What is the research question in this article? Several months after the French referendum, Gilles Ivaldi is trying to answer to the question “How can we characterize the disapproval of the French referendum on the European Constitutional Treaty held on 29 May 2005?”
The main hypothesis just after the ballot was close was for commentators a rejection of the Government because there was a high mobilization unlike European elections which mobilize in 2004 not even half of French voters. This hypothesis might be validated for those commentators by the eviction of the Prime Minister Jean-Pierre Raffarin by Dominique de Villepin and the discrete participation of the “unofficial” right-wing candidate Nicolas Sarkozy. The economic and social situation during the last term of Jacques Chirac was indeed stagnant, with a high employment rate. If we are following this idea, the 2005 rejection relies on the logic of intermediate votes between French presidential elections (like 2004 regional and European elections). The article stresses out a broader phenomenon which is a mistrust of European and national elites.
This hypothesis backs up the ‘syndrome' of the 2002 presidential election with the eviction of the former Prime Minister Lionel Jospin April 21th.

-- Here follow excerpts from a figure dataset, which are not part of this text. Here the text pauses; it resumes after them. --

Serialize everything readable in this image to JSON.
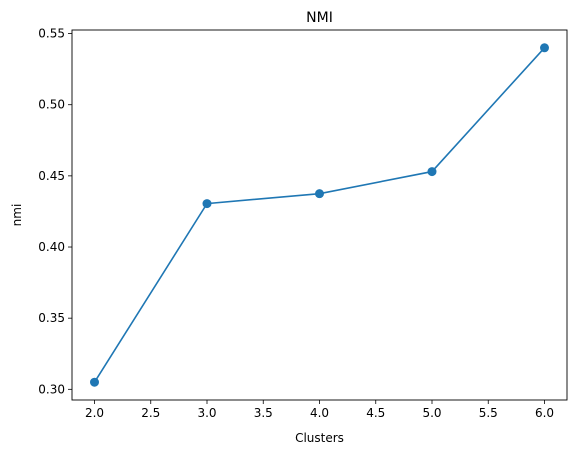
{
  "chart_data": {
    "type": "line",
    "title": "NMI",
    "xlabel": "Clusters",
    "ylabel": "nmi",
    "x": [
      2,
      3,
      4,
      5,
      6
    ],
    "series": [
      {
        "values": [
          0.305,
          0.4305,
          0.4375,
          0.453,
          0.54
        ],
        "color": "#1f77b4",
        "marker": "circle"
      }
    ],
    "xlim": [
      1.8,
      6.2
    ],
    "ylim": [
      0.2925,
      0.5525
    ],
    "xticks": [
      "2.0",
      "2.5",
      "3.0",
      "3.5",
      "4.0",
      "4.5",
      "5.0",
      "5.5",
      "6.0"
    ],
    "yticks": [
      "0.30",
      "0.35",
      "0.40",
      "0.45",
      "0.50",
      "0.55"
    ],
    "grid": false,
    "legend": "none"
  }
}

Another explanation might consider the 2005 as a milestone for French politics towards the European Union integration process. The European Constitutional Treaty in a way was the first ‘retrospective' (p. 49) for French voters to question the validity and the accuracy of the EU construction. Beyond discontent of the governing leaders of 2005, the ECT might be a revenge of Maastricht for advocates of the ‘sovereignty principle' as especially for most left-wing voters, a way to stress their disappointment because they believed too strongly of promises of an economic and social Europe made by François Mitterrand and Jacques Delors during the 1992 campaign.